Aeronautics: China's Airbus, too many dads
24 June 2009
The inauguration of the first ever A320 to be assembled outside Europe was a big step for Chinese aviation and a milestone in a market much coveted by the West. To such an extent that in France, Germany and Britain, tempers have been frayed.
Fine weather, a packed house, and VIPs everywhere – it was a perfect setting for the ceremony to present the first Airbus A320 assembled in the only EADS factory outside Europe. China still holds the promise of undreamed of opportunities, and Airbus has found a springboard for an aviation market that remains dynamic, in spite of the financial crisis. Nine months after its official opening, 1,000 guests gathered in a hangar at the factory in Tianjin to see its first completed plane delivered to the Sino-European leasing company, Dragon Aviation. The aircraft will shortly enter into service for Sichuan Airlines on regular flights between Chengdu, Beijing and Shanghai.
Nationalistic trumpet blowing
By all accounts, the new production facility will be good for China. "We will establish a strong future for the Chinese aviation industry with the help of the Chinese aviation market," announced Airbus CEO, Germany's Thomas Enders. Completed on tight schedule in just over a year, the assembly plant at Tianjin (which is 115 kilometres east of Beijing) was officially opened in September 2008. Built to seal a deal for a record order of 150 planes, which was signed in Beijing at the end of 2005, it will also play a key role in establishing what Enders terms "a long-term strategic position." Today, Airbus has 40% of the Boeing-dominated Chinese aviation market, which is experiencing double-digit growth – and it has its sights set on 50%.
So is the project a European success? The inauguration of the first Airbus to be made in China was marked by a cacophony of nationalistic trumpet blowing, with Europeans climbing the podium to settle old scores. Eager to avoid being upstaged by Paris and Berlin, the British ambassador to China, William Geoffroy Ehrman, set the ball rolling when he announced that there were already 200 airliners powered by Rolls-Royce engines flying in China. German Secretary of State Hartmut Schauerte responded to this expression of nationalistic hubris with a declaration that emphasized how proud he was "to see the German industrial model reproduced in China.” Then came the turn of French ambassador, Hervé Ladsous, who – in the absence of the sorely missed French Finance Minister Christine Lagarde, who stayed away to attend Nicolas Sarkozy's addresss at Versailles – deliberately overlooked any German contribution when he affirmed that the project "was a fine example of Franco-Chinese and Sino-European cooperation." In an interview outside the ceremony, he later added that “France had been the driving force behind the process from the beginning.” In a word, the atmosphere was a little strained and marked by patriotic sparring – a testament to the importance of the Chinese market in a sector in the grip of a global recession. In spite of doubts about their finances and the slowdown caused by the economic crisis, Chinese airlines are continuing to increase their capacity. According to the head of Airbus China, Laurence Barron, approximately 3,000 planes with 100 seats or more will be needed by Chinese airlines over the next 20 years. The sheer scale of this figure is enough to develop a potential for conflict between the different countries of the European aviation group, with ambassadors battling for a share of the limelight.

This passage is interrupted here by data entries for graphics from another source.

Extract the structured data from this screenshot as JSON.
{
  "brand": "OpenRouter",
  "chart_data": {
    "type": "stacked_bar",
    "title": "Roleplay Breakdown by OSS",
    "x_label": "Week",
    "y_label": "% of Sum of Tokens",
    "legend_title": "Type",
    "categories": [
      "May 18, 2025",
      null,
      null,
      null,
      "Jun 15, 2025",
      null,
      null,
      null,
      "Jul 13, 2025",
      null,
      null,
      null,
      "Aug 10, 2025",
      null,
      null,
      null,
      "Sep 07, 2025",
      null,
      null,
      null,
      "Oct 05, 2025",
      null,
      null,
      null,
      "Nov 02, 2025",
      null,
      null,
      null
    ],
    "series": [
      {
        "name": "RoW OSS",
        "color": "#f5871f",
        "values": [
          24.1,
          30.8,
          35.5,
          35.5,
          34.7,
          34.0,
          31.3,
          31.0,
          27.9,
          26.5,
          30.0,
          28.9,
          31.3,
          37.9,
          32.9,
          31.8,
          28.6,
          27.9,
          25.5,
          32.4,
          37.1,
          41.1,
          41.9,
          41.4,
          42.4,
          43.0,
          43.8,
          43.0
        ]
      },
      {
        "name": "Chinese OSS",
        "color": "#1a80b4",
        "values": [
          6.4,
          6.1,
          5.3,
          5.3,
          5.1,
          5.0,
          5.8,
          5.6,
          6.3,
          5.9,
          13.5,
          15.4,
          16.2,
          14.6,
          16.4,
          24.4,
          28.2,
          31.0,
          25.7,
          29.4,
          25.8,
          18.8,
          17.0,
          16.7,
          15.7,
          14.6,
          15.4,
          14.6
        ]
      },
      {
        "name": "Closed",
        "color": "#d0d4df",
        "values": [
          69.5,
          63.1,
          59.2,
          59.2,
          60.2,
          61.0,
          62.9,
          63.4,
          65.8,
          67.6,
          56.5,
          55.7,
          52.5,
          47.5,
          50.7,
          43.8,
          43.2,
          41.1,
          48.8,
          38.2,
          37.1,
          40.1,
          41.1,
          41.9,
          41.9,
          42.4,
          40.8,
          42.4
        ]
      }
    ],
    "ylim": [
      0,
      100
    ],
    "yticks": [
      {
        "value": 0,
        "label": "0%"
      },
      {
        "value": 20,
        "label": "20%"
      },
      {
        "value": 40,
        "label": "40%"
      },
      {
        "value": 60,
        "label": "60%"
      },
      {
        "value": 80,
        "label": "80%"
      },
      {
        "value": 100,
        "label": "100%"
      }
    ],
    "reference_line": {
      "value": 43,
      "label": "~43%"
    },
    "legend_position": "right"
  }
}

But we must not imagine that China will be happy to remain a simple customer for Western aircraft companies. As in other technological sectors (railways, energy, telecommunications), Beijing plans to rapidly develop its ability to produce international class civil aircraft. In 2008, the Chinese government authorised the launch of the China Commercial Aircraft Company (Comac), which aims to deliver the first twin-engine jet to be fully manufactured in China, the ARJ21, by 2010. With a capacity for 90 passengers, the ARJ21 is unlikely to trouble the industry's big hitters. But Comac is also planning to launch its first large capacity wide-bodied jet, the C919, in partnership with the Chinese aviation conglomerates Avic I and Avic II, within the next eight years. In as much as these conglomerates are also shareholders in the plant at Tianjin (where Airbus holds a 51% stake), it is obvious that China aims to take advantage of technology transfers.
There have already been a number of incidents of attempted espionage at Airbus in Tianjin. However, all of this does not seem to bother the managing director of the plant Jean-Luc Charles. "There is not much in the way of technical innovation on the assembly line. Aviation is a sector that requires a lot of patience, and it's not easy to copy planes." However, the Chinese have shown a surprising ability to quickly penetrate markets that were thought to be the exclusive property of Western countries. So are we likely to see Chinese planes in the medium term? We will have to wait eight years to find out. In the meantime, Airbus should do its best to fill up its order book in China.